Le premier départ de Johnny Manziel dans la LCF a été analysé en détails. Désormais, c’est sa réponse à sa deuxième sortie qui importe. La patience devra dicter son approche pour cette prestation.

« Ce fût une expérience d'humilité pour moi. Il faut grandir de cela »

Les entraîneurs lui ont rappelé l’importance de mieux gérer ses actions sur le terrain même s’il est loin d’avoir été l’unique coupable sur ses quatre interceptions.

« Évidemment, il aurait pu prendre de meilleures décisions à certains moments. C’est lui le commandant sur le terrain. On voudrait le voir amener le ballon loin dans le territoire adverse avec succès et avec l’aide de ses coéquipiers. Il ne peut pas le faire par lui-même », a noté Sherman en rappelant que la ligne offensive doit mieux s’acquitter de sa tâche.

« La débâcle de vendredi est survenue sur plusieurs fronts pas seulement pour notre quart-arrière. Toute l’équipe doit se relever de ce match. Johnny arrive tôt et il quitte tard, il fait tout ce qu’il doit pour être le quart-arrière qu’il souhaite et dont on a besoin », a ajouté Sherman.

Manziel l’admet d’emblée, le sommeil a été difficile à trouver après une telle dégelée. En plus d’impressionner ses nouveaux coéquipiers, il aurait voulu envoyer une belle réplique à ses dénigreurs.

« Je me sentais mal, je voulais tellement gagner ce match, plus que n’importe quel auparavant. Mais tu encaisses le tout comme un homme et tu dois contribuer à remonter le moral de l’équipe. Après tout, le calendrier ne s’arrête pas, on a encore 11 ou 12 matchs à jouer », a-t-il confié. 

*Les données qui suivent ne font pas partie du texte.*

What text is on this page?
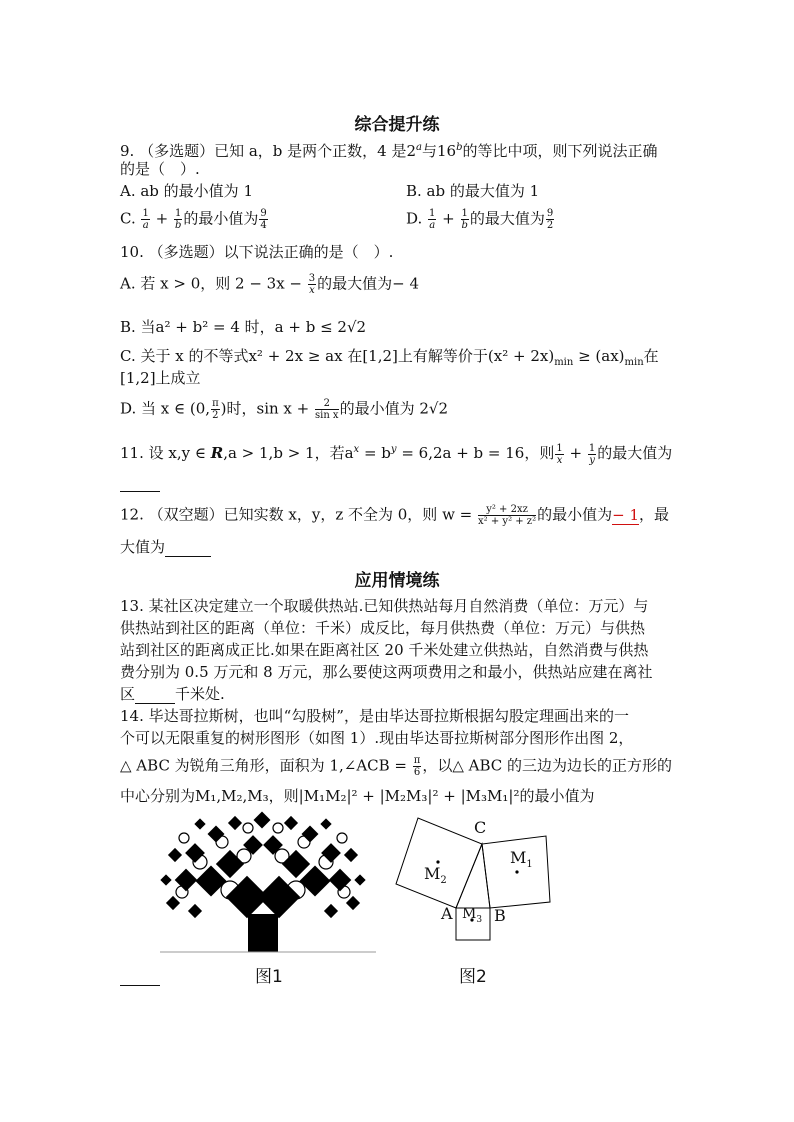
综合提升练
9. （多选题）已知 a，b 是两个正数，4 是2$^a$与16$^b$的等比中项，则下列说法正确
的是（　）.
A. ab 的最小值为 1	B. ab 的最大值为 1
C. $\frac{1}{a} + \frac{1}{b}$ 的最小值为 $\frac{9}{4}$	D. $\frac{1}{a} + \frac{1}{b}$ 的最大值为 $\frac{9}{2}$
10. （多选题）以下说法正确的是（　）.
A. 若 x > 0，则 $2 - 3x - \frac{3}{x}$ 的最大值为− 4
B. 当a² + b² = 4 时，a + b ≤ 2√2
C. 关于 x 的不等式x² + 2x ≥ ax 在[1,2]上有解等价于$(x^2 + 2x)_{min} \ge (ax)_{min}$在
[1,2]上成立
D. 当 x ∈ (0, $\frac{\pi}{2}$ )时，$\sin x + \frac{2}{\text{sin x}}$ 的最小值为 2√2
11. 设 x,y ∈ R,a > 1,b > 1，若$a^x = b^y = 6,2a + b = 16$，则 $\frac{1}{x} + \frac{1}{y}$ 的最大值为
12. （双空题）已知实数 x，y，z 不全为 0，则 $w = \frac{\text{y² + 2xz}}{\text{x² + y² + z²}}$ 的最小值为− 1，最
大值为
应用情境练
13. 某社区决定建立一个取暖供热站.已知供热站每月自然消费（单位：万元）与
供热站到社区的距离（单位：千米）成反比，每月供热费（单位：万元）与供热
站到社区的距离成正比.如果在距离社区 20 千米处建立供热站，自然消费与供热
费分别为 0.5 万元和 8 万元，那么要使这两项费用之和最小，供热站应建在离社
区	千米处.
14. 毕达哥拉斯树，也叫“勾股树”，是由毕达哥拉斯根据勾股定理画出来的一
个可以无限重复的树形图形（如图 1）.现由毕达哥拉斯树部分图形作出图 2，
△ ABC 为锐角三角形，面积为 1,∠ACB = $\frac{\pi}{6}$ ，以△ ABC 的三边为边长的正方形的
中心分别为M₁,M₂,M₃，则|M₁M₂|² + |M₂M₃|² + |M₃M₁|²的最小值为
图1
C
A	B
$M_1$
$M_2$
$M_3$
图2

« Je regarde ça comme un test, j’ai été à l’écart pendant deux ans. […] J’aurais pu me dire que des millions de personnes regardaient mon premier match. Plusieurs de ces personnes vont déjà perdre confiance en nous en raison de ce match. Mais je ne vais pas le faire, je le vois comme un défi », a évoqué le quart-arrière.

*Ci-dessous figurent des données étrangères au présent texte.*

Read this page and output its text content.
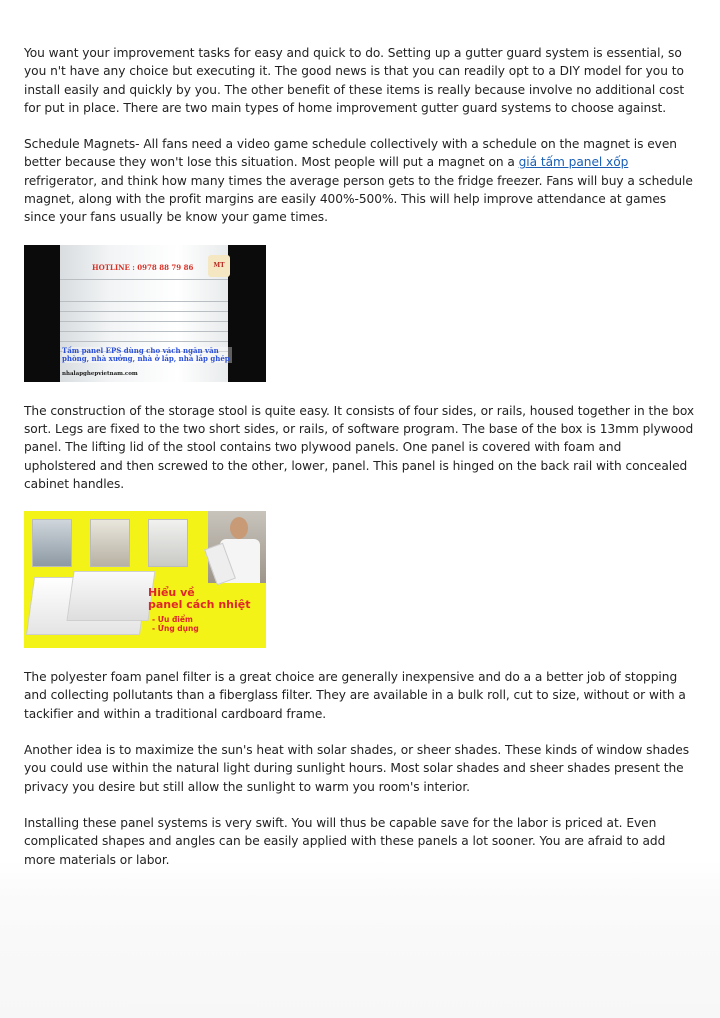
You want your improvement tasks for easy and quick to do. Setting up a gutter guard system is essential, so you n't have any choice but executing it. The good news is that you can readily opt to a DIY model for you to install easily and quickly by you. The other benefit of these items is really because involve no additional cost for put in place. There are two main types of home improvement gutter guard systems to choose against.

Schedule Magnets- All fans need a video game schedule collectively with a schedule on the magnet is even better because they won't lose this situation. Most people will put a magnet on a giá tấm panel xốp refrigerator, and think how many times the average person gets to the fridge freezer. Fans will buy a schedule magnet, along with the profit margins are easily 400%-500%. This will help improve attendance at games since your fans usually be know your game times.

HOTLINE : 0978 88 79 86	MT
Tấm panel EPS dùng cho vách ngăn văn phòng, nhà xưởng, nhà ở lắp, nhà lắp ghép
nhalapghepvietnam.com

The construction of the storage stool is quite easy. It consists of four sides, or rails, housed together in the box sort. Legs are fixed to the two short sides, or rails, of software program. The base of the box is 13mm plywood panel. The lifting lid of the stool contains two plywood panels. One panel is covered with foam and upholstered and then screwed to the other, lower, panel. This panel is hinged on the back rail with concealed cabinet handles.

Hiểu về
panel cách nhiệt
- Ưu điểm
- Ứng dụng

The polyester foam panel filter is a great choice are generally inexpensive and do a a better job of stopping and collecting pollutants than a fiberglass filter. They are available in a bulk roll, cut to size, without or with a tackifier and within a traditional cardboard frame.

Another idea is to maximize the sun's heat with solar shades, or sheer shades. These kinds of window shades you could use within the natural light during sunlight hours. Most solar shades and sheer shades present the privacy you desire but still allow the sunlight to warm you room's interior.

Installing these panel systems is very swift. You will thus be capable save for the labor is priced at. Even complicated shapes and angles can be easily applied with these panels a lot sooner. You are afraid to add more materials or labor.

À ne pas en douter, ses nouveaux coéquipiers vont lui permettre de se reprendre. Après tout, son potentiel se démarque parmi les candidats qui ont tenté de succéder à Anthony Calvillo.

« Je sens que cette équipe croit en moi et j’espère que ça continuera d’être le cas. Je sais que ce n’est pas facile après m’avoir vu commettre quatre interceptions et c’est encore plus vrai avec l’engouement autour de ce match. Mais c’est arrivé et j’ai une bonne relation avec ces joueurs. J’ai parlé à quelques gars de l’attaque après la partie et j’ai assumé une grande part du blâme. Je retire de la fierté de mon travail », a spécifié Manziel. 

Le produit de l’Université Texas A&M s’est justement entretenu avec plusieurs joueurs offensifs et défensifs dans les derniers jours. Il souhaite acquérir des connaissances détaillées et partager les siennes afin d’atteindre la plénitude qui a appartenu aux Tiger-Cats à son baptême au Canada.

« On a besoin d’apprendre à jouer ensemble, d’être sur la même longueur d’onde. Quand tu atteins ce point, c’est amusant. On a pu voir que Hamilton avait du plaisir, ils sont ensemble depuis longtemps. On va atteindre ce point, on va sourire nous aussi à notre tour, il faut juste traverser des choses », a conclu Manziel.